O dirigente da Fenprof lembrou aos partidos que o “voto dos professores não é um voto que não valha nada”. E explicou donde podem vir: “o voto dos docentes é um voto de pelo menos 125 mil pessoas, que têm família, vizinhos, alunos, pais com quem se relacionam bem”.

Vamos então às contas, a ver com quantos votos poderá contar o partido que resolver apoiar a causa de Mário Nogueira:

  • Professores são 125 mil votos. Por esta via, o partido que apoia Mário Nogueira já terá mais votos do que o PAN.
  • Família. Mário Nogueira não especifica quantos familiares podem votar. Vamos assumir que cada prof tem mais três elementos no agregado familiar. São mais 375 mil votos. O que daria um total de 500 mil votos, o que já dava para ultrapassar o PCP-PEV.
  • Vizinhos. O líder da Fenprof não especificou quantos vizinhos têm os profs e quantos vão votar solidariamente. Vamos assumir dois, um do lado da frente da casa e outro nas traseiras do prédio. São mais 250 mil, o que elevaria para 750 mil os votos conseguidos. Já dava para ter um partido mais votado do que o Bloco de Esquerda.
  • Alunos que já tenham idade para votar, também haverá uns milhares, o que eleva o apoio de Mário Nogueira a mais de um milhão de votos. Já dá para ombrear com o PSD/CDS ou o PS.
  • E, por fim, Mário Nogueira promete os votos dos “pais com quem se relacionam bem” dos alunos. Isto já dava uma maioria absoluta a quem apoiasse a causa dos nove anos, quatro meses e dois dias. O único voto que aparentemente o líder da Fenprof não consegue mesmo prometer é o dos pais que não se dão bem com os alunos.
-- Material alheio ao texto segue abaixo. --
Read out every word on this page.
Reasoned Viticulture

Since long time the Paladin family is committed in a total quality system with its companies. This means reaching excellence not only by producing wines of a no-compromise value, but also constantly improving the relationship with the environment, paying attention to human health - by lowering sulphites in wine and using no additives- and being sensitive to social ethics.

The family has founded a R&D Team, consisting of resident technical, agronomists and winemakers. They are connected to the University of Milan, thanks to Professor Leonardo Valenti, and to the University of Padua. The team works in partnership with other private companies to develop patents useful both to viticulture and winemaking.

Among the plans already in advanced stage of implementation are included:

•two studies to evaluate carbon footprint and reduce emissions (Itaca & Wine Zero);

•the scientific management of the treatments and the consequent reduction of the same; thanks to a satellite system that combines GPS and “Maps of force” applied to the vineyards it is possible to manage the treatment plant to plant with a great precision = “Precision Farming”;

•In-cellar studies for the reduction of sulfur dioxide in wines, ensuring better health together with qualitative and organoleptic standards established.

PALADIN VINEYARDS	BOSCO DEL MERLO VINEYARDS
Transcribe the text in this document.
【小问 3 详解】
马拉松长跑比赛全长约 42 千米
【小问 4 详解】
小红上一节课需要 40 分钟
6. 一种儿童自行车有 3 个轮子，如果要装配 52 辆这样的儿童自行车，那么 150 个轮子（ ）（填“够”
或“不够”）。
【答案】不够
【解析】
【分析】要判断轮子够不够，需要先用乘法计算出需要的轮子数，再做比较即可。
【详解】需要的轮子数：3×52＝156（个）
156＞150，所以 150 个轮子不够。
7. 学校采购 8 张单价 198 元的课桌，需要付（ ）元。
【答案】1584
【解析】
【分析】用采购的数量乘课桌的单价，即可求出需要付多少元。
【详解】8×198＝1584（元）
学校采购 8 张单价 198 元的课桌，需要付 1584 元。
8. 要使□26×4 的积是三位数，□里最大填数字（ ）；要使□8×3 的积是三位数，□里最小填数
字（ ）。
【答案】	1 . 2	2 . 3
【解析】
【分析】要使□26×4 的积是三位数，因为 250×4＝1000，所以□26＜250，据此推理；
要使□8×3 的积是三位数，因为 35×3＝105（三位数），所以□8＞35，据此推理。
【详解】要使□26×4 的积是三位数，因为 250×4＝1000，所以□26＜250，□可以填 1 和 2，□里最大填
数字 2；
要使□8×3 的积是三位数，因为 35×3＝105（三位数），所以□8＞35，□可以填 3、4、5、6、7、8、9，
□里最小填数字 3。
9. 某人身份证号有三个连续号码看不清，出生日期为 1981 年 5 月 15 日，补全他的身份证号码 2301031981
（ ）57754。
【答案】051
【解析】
É legítima a luta dos professores. Mas é ridícula esta tentativa de mercantilização dos votos que está a ser feita por Mário Nogueira.

Prometer votos em troca de tempo de serviço é o pior e o mais caricato dos argumentos de Mário Nogueira para tentar convencer os partidos da bondade da sua causa. Tem razão o secretário-geral da Fenprof quando diz que houve um apagão no tempo de serviço dos professores. A revindicação é justa, mas esbarra na dura realidade que é a falta de dinheiro nos cofres do Estado.

De onde saíram os 2 anos, 9 meses e 18 dias?

Aqui entra a questão de fundo. De onde saíram os 2 anos, 9 meses e 18 dias aprovados esta quinta-feira pelo Governo? É uma solução imaginativa e engenhosa, mas também justa: Nas carreiras gerais, um módulo padrão de progressão corresponde a 10 anos. Na carreira docente, o módulo padrão é 4 anos. Assim, os 7 anos de congelamento, que correspondem a 70% do módulo de uma carreira geral, traduzem-se em 70% de 4 anos de carreira docente, ou seja, 2 anos, 9 meses e 18 dias.

Com esta matemática, o Governo está a reconhecer uma injustiça ainda maior do que a injustiça do apagão do tempo de serviço. É que os profs têm um modelo de progressão na carreira muito mais rápido e generoso do que o comum dos funcionários públicos, a quem não basta o passar do tempo para progredirem.

Os funcionários públicos das carreiras gerais precisam de 120 anos para alcançar o topo da carreira, mas aos professores bastam 34 anos. Tendo em conta que os professores são a classe profissional mais numerosa no Estado, este é um modelo de progressão que pesa sobremaneira nas contas públicas.

O argumento de que as regiões autónomas da Madeira ou dos Açores aprovaram a contagem integral do tempo de serviço também não colhe grande simpatia. O que se passa na Ilhas não tem de ser necessariamente replicado no Continente. Senão estaríamos hoje no Continente a pagar um IVA de 18% como nos Açores, ou de 22% como na Madeira, e não de 23%.

Esvaziados estes argumentos, sobra a promessa de votos em troca de tempo de serviço. A palavra agora é dos “professores, familiares, vizinhos, alunos e os pais com quem se relacionam bem”. Tendo Mário Nogueira já decidido em quem irão votar todos estes portugueses, a única dúvida nas legislativas de outubro de 2019 é mesmo saber em quem irão votar os pais que não se relacionam muito bem com os alunos.